For Shanti, creating a meal that taps into memory and history is just part of the equation. Providing an experience that invites togetherness is just as important. It's a point made all too clear this year. The day I was scheduled to interview Shanti was the day Benne on Eagle decided to close its doors to the public in response to the COVID-19 pandemic. Instead of sitting inside Benne's low-lit, elegantly spare dining room, Shanti and I spoke over the telephone. Across the nation, restaurants responded to the sweeping new developments, many of them shutting their doors indefinitely. Shanti says, "I think that this has shown me how much more my job means to me than just cooking. It has so much more to do with people gathering together and breaking bread."

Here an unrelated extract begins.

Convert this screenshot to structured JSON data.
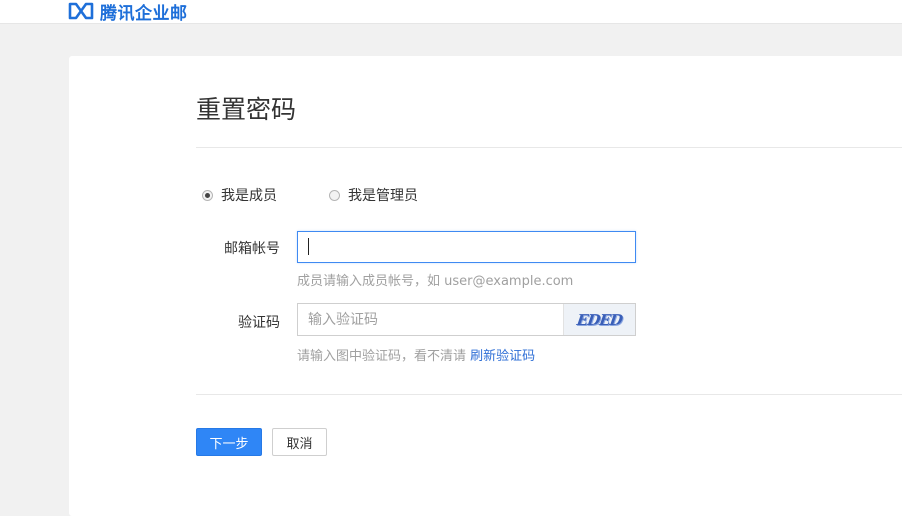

A giant window runs the length of the restaurant's street-side facade on Eagle Street. During normal times, Shanti says, the activity inside the restaurant would draw in passersby all day long. Farmers would arrive with the season's picks, and foragers would drop by with their wild hauls. Congregants from Mt. Zion Baptist Church, Benne's next-door neighbor, would stop in to "see what was going on," and folks who have been fed by the hands of Hanan Shabazz, Benne's culinary advisor and a lifelong resident of The Block, would often peek their heads in, looking for a plate.

Shabazz, whom many call "Grandmother," is a living legacy of the neighborhood itself. Her soulful cornbread and fish burgers (known as Hanan's Fish Cake on Benne's menu) draw folks in for a comforting taste of down-home cooking. Shabazz comes from a long line of women compelled to feed everyone, no matter the circumstance. Her grandmother had 16 children, and Shabazz was one of 10. "We always had a thousand people around the house," Shabazz says. If you were hungry, you got fed—a mantra instilled deep in her bones.

In Shabazz, Shanti has found an elder who conjures the women who line the halls of her memory, but with living wisdom on offer. "You have to cook with love," Shanti says of what she's internalized from Shabazz. "You have to believe in the food that you're making."

Even with a James Beard Award nomination and heaps of national praise under her belt, Shanti holds fast to the lessons she's learned from the women who came before—a specific way of drawing folks in with a generosity of spirit, inviting them without a word to the heart of your kitchen. That same magnetism attracts passersby on Eagle Street. It's a presence that says, "Come in. Stay awhile. You are welcome."